The kitchen chimney works by trapping smoke, grease and odors generated during cooking. It does this by combining the functions of a fan, filter and ductwork.
Cooking creates a cloud of microscopic particles, including soot, smoke, water vapor, oil fumes and aromatic fumes. These contaminants can be hazardous to your health and lead to respiratory disorders.
Kitchen chimneys utilize powerful suction engines and filters to pull away smoke, oil, and greasy particles from your kitchen. This helps keep it cleaner for longer periods of time with less need for deep-cleaning.
When cooking, cooking odors and oils can settle onto surfaces such as cabinets, walls, and false ceilings in your kitchen. These residues can be visually unappealing if your kitchen has tiles or wood furniture.
Exhaust fans are designed to remove smoke and cooking odours from your kitchen, but they do not remove oil or grease particles that settle around your stove top. This leaves surfaces around your stove looking sticky and greasy.
The filter is an integral component of a kitchen chimney, keeping heavy oil particles out and debris inside.
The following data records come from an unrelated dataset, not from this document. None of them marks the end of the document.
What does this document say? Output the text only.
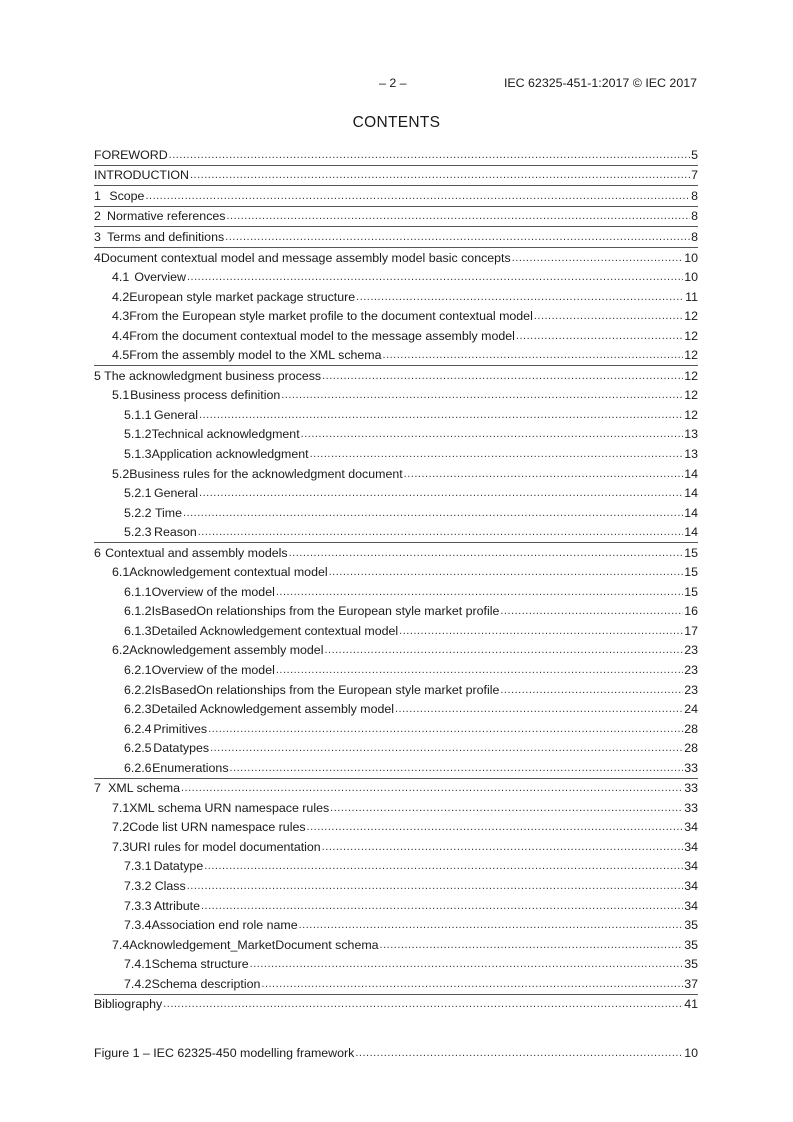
– 2 –	IEC 62325-451-1:2017 © IEC 2017
CONTENTS
FOREWORD .....	5
INTRODUCTION .....	7
1 Scope .....	8
2 Normative references .....	8
3 Terms and definitions .....	8
4 Document contextual model and message assembly model basic concepts .....	10
4.1 Overview .....	10
4.2 European style market package structure .....	11
4.3 From the European style market profile to the document contextual model .....	12
4.4 From the document contextual model to the message assembly model .....	12
4.5 From the assembly model to the XML schema .....	12
5 The acknowledgment business process .....	12
5.1 Business process definition .....	12
5.1.1 General .....	12
5.1.2 Technical acknowledgment .....	13
5.1.3 Application acknowledgment .....	13
5.2 Business rules for the acknowledgment document .....	14
5.2.1 General .....	14
5.2.2 Time .....	14
5.2.3 Reason .....	14
6 Contextual and assembly models .....	15
6.1 Acknowledgement contextual model .....	15
6.1.1 Overview of the model .....	15
6.1.2 IsBasedOn relationships from the European style market profile .....	16
6.1.3 Detailed Acknowledgement contextual model .....	17
6.2 Acknowledgement assembly model .....	23
6.2.1 Overview of the model .....	23
6.2.2 IsBasedOn relationships from the European style market profile .....	23
6.2.3 Detailed Acknowledgement assembly model .....	24
6.2.4 Primitives .....	28
6.2.5 Datatypes .....	28
6.2.6 Enumerations .....	33
7 XML schema .....	33
7.1 XML schema URN namespace rules .....	33
7.2 Code list URN namespace rules .....	34
7.3 URI rules for model documentation .....	34
7.3.1 Datatype .....	34
7.3.2 Class .....	34
7.3.3 Attribute .....	34
7.3.4 Association end role name .....	35
7.4 Acknowledgement_MarketDocument schema .....	35
7.4.1 Schema structure .....	35
7.4.2 Schema description .....	37
Bibliography .....	41
Figure 1 – IEC 62325-450 modelling framework .....	10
Prior to modern chimney design, many chimneys lacked filters, allowing greasy air into the airstream.
In such a scenario, grease and oil molecules would have built up on the interior walls of the chimney column, decreasing its efficiency.
To prevent this issue from arising, all chimney makers must utilize various types of chimney filters to guarantee that greasy air does not enter the chimney and become trapped inside it.
Filters for chimneys typically consist of multiple layers that trap grease and oil molecules, allowing them to pass through without getting stuck on the surface of the filter. This improves chimney efficiency while cutting energy consumption and maintenance expenses.
Ductwork is a useful method for exhausting kitchen fumes, heat and other impure gases through duct pipes made of stainless steel or PVC material.
Ductwork is connected to an exhaust fan and filter. A suction motor draws in smoke and dirty air, the exhaust fan circulates clean air, while the filter traps dust particles as well as oily particles.
A ducted chimney is far more practical than a ductless model, as it removes moisture and odor from the air while also decreasing kitchen temperatures. Furthermore, it is much quieter than its non-ducted counterpart.
Before purchasing a chimney, it is important to verify if your home has enough space and any provision for installing one. If not, having a dealer create an external wall hole slightly bigger than 6 inches is recommended as an alternative solution.
The suction capacity of a chimney determines how much air it can draw in and expel, measured in cubic meters per hour (m3 per hour).
The volume of your kitchen, your cooking style and how many duct bends influence its capacity. Generally, larger kitchens need higher capacities.
Another factor influencing chimney capacity is its design and installation. Chimneys that boast an attractive aesthetic will have greater power than those with straight line patterns.
For smaller kitchens or those cooking less oily food, a suction capacity of 700 m3/hr may be sufficient. On the other hand, if you frequently prepare non-vegetarian dishes or use heavy oils in your cooking, a chimney with an output capacity of 1200 m3/hr would be more suitable.